The Real Price of Late Season Weeds

Weeds in a field
When rolling through your corn or soybean fields in the combine you’re looking for yield, yield, yield, but when you start seeing weeds rather than crop, you could be in for an unfortunate surprise and a challenging next year.

“It’s really critical that farmers recognize that there is a significant cost to those weeds out there,” says Bob Hartzler, Iowa State University Extension weed scientist. “It might not even affect yields or harvest efficiency this year, but it does influence their ability to successfully control weeds in the future.”

Take the right steps to make sure you gain control of the growing weed seed banks in your fields. Figure out what weeds are out there, if they’re resistant, if there was herbicide application error and how you can avoid this problem in the future.

Determine what happened—how did these weeds get here? “In Indiana, a lot of weeds got away due to excess rain,” says Bill Johnson, Purdue University Extension weed scientist. Alternatively, states with droughty conditions might not have gotten enough rainfall to adequately activate herbicides—which could lead to escapes.

In addition to weather concerns, you need to look for patterns in your fields. Does it look like just one or two rows are weedy in each sprayer pass? It could be a clogged nozzle, for example. However, if you’re noticing just one or two types of weeds throughout the field it could be a sign of resistance—you might be able to send tissue samples into a university to test for specific types of resistance, such as University of Illinois with waterhemp.
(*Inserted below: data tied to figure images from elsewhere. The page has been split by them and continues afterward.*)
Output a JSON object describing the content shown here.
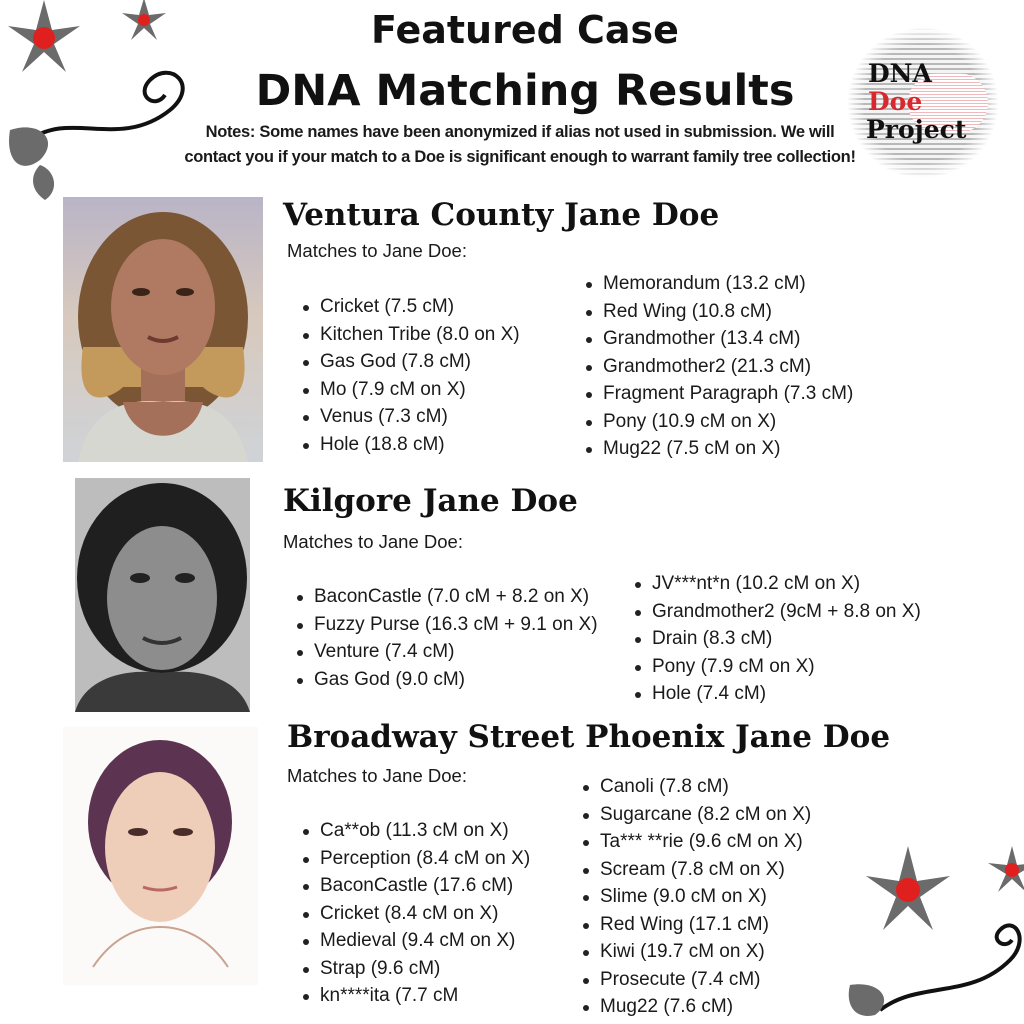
{
  "header": {
    "title_line1": "Featured Case",
    "title_line2": "DNA Matching Results",
    "notes": "Notes: Some names have been anonymized if alias not used in submission. We will contact you if your match to a Doe is significant enough to warrant family tree collection!"
  },
  "logo": {
    "line1": "DNA",
    "line2": "Doe",
    "line3": "Project",
    "accent": "#d9272e"
  },
  "colors": {
    "flower_petal": "#6b6b6b",
    "flower_center": "#e0201f",
    "text": "#1a1a1a"
  },
  "cases": [
    {
      "name": "Ventura County Jane Doe",
      "matches_label": "Matches to Jane Doe:",
      "left": [
        "Cricket (7.5 cM)",
        "Kitchen Tribe (8.0 on X)",
        "Gas God (7.8 cM)",
        "Mo (7.9 cM on X)",
        "Venus (7.3 cM)",
        "Hole (18.8 cM)"
      ],
      "right": [
        "Memorandum (13.2 cM)",
        "Red Wing (10.8 cM)",
        "Grandmother (13.4 cM)",
        "Grandmother2 (21.3 cM)",
        "Fragment Paragraph (7.3 cM)",
        "Pony (10.9 cM on X)",
        "Mug22 (7.5 cM on X)"
      ]
    },
    {
      "name": "Kilgore Jane Doe",
      "matches_label": "Matches to Jane Doe:",
      "left": [
        "BaconCastle (7.0 cM + 8.2 on X)",
        "Fuzzy Purse (16.3 cM + 9.1 on X)",
        "Venture (7.4 cM)",
        "Gas God (9.0 cM)"
      ],
      "right": [
        "JV***nt*n (10.2 cM on X)",
        "Grandmother2 (9cM + 8.8 on X)",
        "Drain (8.3 cM)",
        "Pony (7.9 cM on X)",
        "Hole (7.4 cM)"
      ]
    },
    {
      "name": "Broadway Street Phoenix Jane Doe",
      "matches_label": "Matches to Jane Doe:",
      "left": [
        "Ca**ob (11.3 cM on X)",
        "Perception (8.4 cM on X)",
        "BaconCastle (17.6 cM)",
        "Cricket (8.4 cM on X)",
        "Medieval (9.4 cM on X)",
        "Strap (9.6 cM)",
        "kn****ita (7.7 cM"
      ],
      "right": [
        "Canoli (7.8 cM)",
        "Sugarcane (8.2 cM on X)",
        "Ta*** **rie (9.6 cM on X)",
        "Scream (7.8 cM on X)",
        "Slime (9.0 cM on X)",
        "Red Wing (17.1 cM)",
        "Kiwi (19.7 cM on X)",
        "Prosecute (7.4 cM)",
        "Mug22 (7.6 cM)"
      ]
    }
  ]
}
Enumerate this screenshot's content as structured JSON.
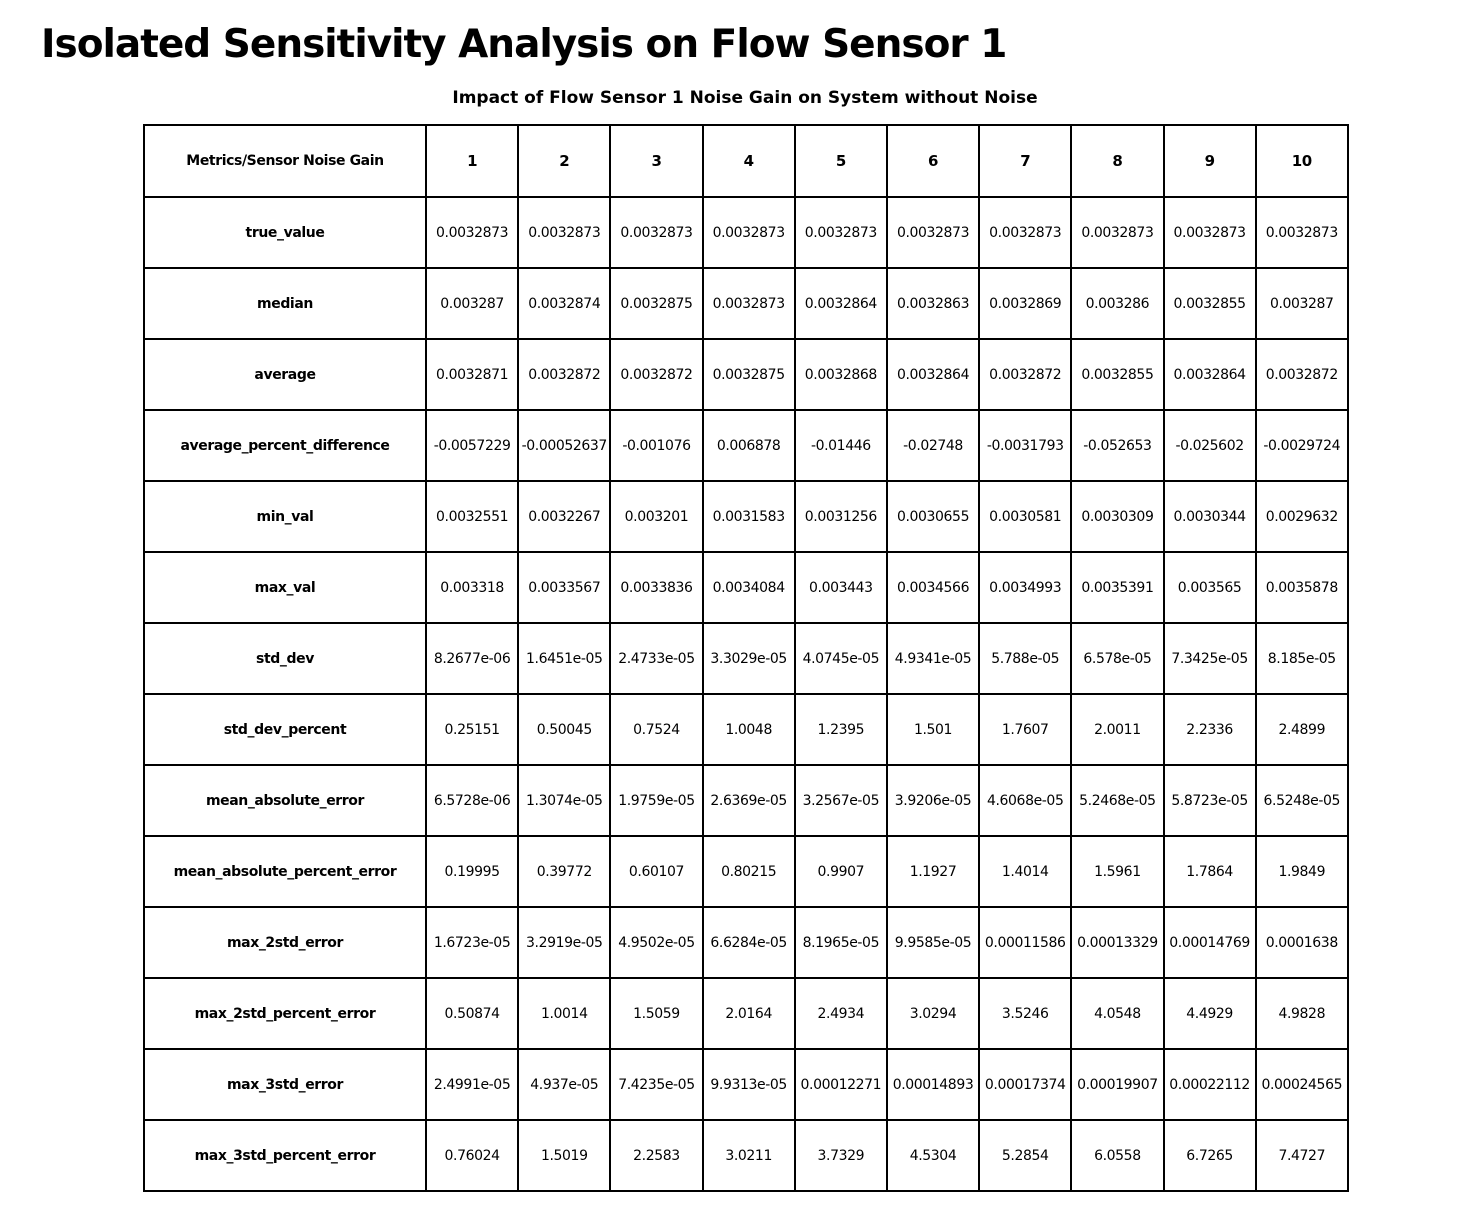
{
  "page": {
    "title": "Isolated Sensitivity Analysis on Flow Sensor 1",
    "subtitle": "Impact of Flow Sensor 1 Noise Gain on System without Noise"
  },
  "chart_data": {
    "type": "table",
    "title": "Impact of Flow Sensor 1 Noise Gain on System without Noise",
    "corner_header": "Metrics/Sensor Noise Gain",
    "columns": [
      "1",
      "2",
      "3",
      "4",
      "5",
      "6",
      "7",
      "8",
      "9",
      "10"
    ],
    "rows": [
      {
        "metric": "true_value",
        "values": [
          "0.0032873",
          "0.0032873",
          "0.0032873",
          "0.0032873",
          "0.0032873",
          "0.0032873",
          "0.0032873",
          "0.0032873",
          "0.0032873",
          "0.0032873"
        ]
      },
      {
        "metric": "median",
        "values": [
          "0.003287",
          "0.0032874",
          "0.0032875",
          "0.0032873",
          "0.0032864",
          "0.0032863",
          "0.0032869",
          "0.003286",
          "0.0032855",
          "0.003287"
        ]
      },
      {
        "metric": "average",
        "values": [
          "0.0032871",
          "0.0032872",
          "0.0032872",
          "0.0032875",
          "0.0032868",
          "0.0032864",
          "0.0032872",
          "0.0032855",
          "0.0032864",
          "0.0032872"
        ]
      },
      {
        "metric": "average_percent_difference",
        "values": [
          "-0.0057229",
          "-0.00052637",
          "-0.001076",
          "0.006878",
          "-0.01446",
          "-0.02748",
          "-0.0031793",
          "-0.052653",
          "-0.025602",
          "-0.0029724"
        ]
      },
      {
        "metric": "min_val",
        "values": [
          "0.0032551",
          "0.0032267",
          "0.003201",
          "0.0031583",
          "0.0031256",
          "0.0030655",
          "0.0030581",
          "0.0030309",
          "0.0030344",
          "0.0029632"
        ]
      },
      {
        "metric": "max_val",
        "values": [
          "0.003318",
          "0.0033567",
          "0.0033836",
          "0.0034084",
          "0.003443",
          "0.0034566",
          "0.0034993",
          "0.0035391",
          "0.003565",
          "0.0035878"
        ]
      },
      {
        "metric": "std_dev",
        "values": [
          "8.2677e-06",
          "1.6451e-05",
          "2.4733e-05",
          "3.3029e-05",
          "4.0745e-05",
          "4.9341e-05",
          "5.788e-05",
          "6.578e-05",
          "7.3425e-05",
          "8.185e-05"
        ]
      },
      {
        "metric": "std_dev_percent",
        "values": [
          "0.25151",
          "0.50045",
          "0.7524",
          "1.0048",
          "1.2395",
          "1.501",
          "1.7607",
          "2.0011",
          "2.2336",
          "2.4899"
        ]
      },
      {
        "metric": "mean_absolute_error",
        "values": [
          "6.5728e-06",
          "1.3074e-05",
          "1.9759e-05",
          "2.6369e-05",
          "3.2567e-05",
          "3.9206e-05",
          "4.6068e-05",
          "5.2468e-05",
          "5.8723e-05",
          "6.5248e-05"
        ]
      },
      {
        "metric": "mean_absolute_percent_error",
        "values": [
          "0.19995",
          "0.39772",
          "0.60107",
          "0.80215",
          "0.9907",
          "1.1927",
          "1.4014",
          "1.5961",
          "1.7864",
          "1.9849"
        ]
      },
      {
        "metric": "max_2std_error",
        "values": [
          "1.6723e-05",
          "3.2919e-05",
          "4.9502e-05",
          "6.6284e-05",
          "8.1965e-05",
          "9.9585e-05",
          "0.00011586",
          "0.00013329",
          "0.00014769",
          "0.0001638"
        ]
      },
      {
        "metric": "max_2std_percent_error",
        "values": [
          "0.50874",
          "1.0014",
          "1.5059",
          "2.0164",
          "2.4934",
          "3.0294",
          "3.5246",
          "4.0548",
          "4.4929",
          "4.9828"
        ]
      },
      {
        "metric": "max_3std_error",
        "values": [
          "2.4991e-05",
          "4.937e-05",
          "7.4235e-05",
          "9.9313e-05",
          "0.00012271",
          "0.00014893",
          "0.00017374",
          "0.00019907",
          "0.00022112",
          "0.00024565"
        ]
      },
      {
        "metric": "max_3std_percent_error",
        "values": [
          "0.76024",
          "1.5019",
          "2.2583",
          "3.0211",
          "3.7329",
          "4.5304",
          "5.2854",
          "6.0558",
          "6.7265",
          "7.4727"
        ]
      }
    ]
  }
}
Don’t always assume weeds that make it to harvest are resistant, though. Take the time to analyze what you did right and wrong before claiming resistance. “This year many applications were made in hot periods that stressed the crop and weeds, and if weeds are under heat and drought stress, the herbicide won’t be as effective,” Hartzler says. “You could also have some that emerged after the final herbicide application.”

Don’t accept the status quo of just a few escapes. In the case of waterhemp, a single escape can produce a quarter of a million seeds that plague your fields for up to five years.

“Escapes allow the weed seed bank to build up and can allow new herbicide resistances to develop,” Hartzler says. “The two simplest solutions are to go to more narrow row spacing or include a residual herbicide with post emergent application.”

Many farmers gave residual herbicides a try this year, but weather could have hindered some of their success. Regardless, Hartzler says it’s worth the effort because weed seed build up can happen quickly and take years to reverse.

“The big learning point here is we cannot minimize our trips over fields to control weeds—a year like this just highlights the shortcomings of that approach,” Johnson says. “If you have weeds now, focus on minimizing seed spread.”

Clean out your combine after going through weedy fields or save weedy fields for last. If you aren’t past the herbicide application window [see herbicide labels for instructions] consider a herbicide application. In some cases cultivation could help reduce weed seed production, too.

Watch for prolific weeds. It’s never good to find weeds growing at the end of the season, but if it’s waterhemp, Palmer amaranth, giant ragweed or marestail it could mean even more trouble next year.

Waterhemp_(2)
palmer_amaranth
giant ragweed
marestail
Use these notes—what weeds are present, how they got there and how much weed seed was produced to plan successful weed suppression next season. After all, the only good weed is a dead one.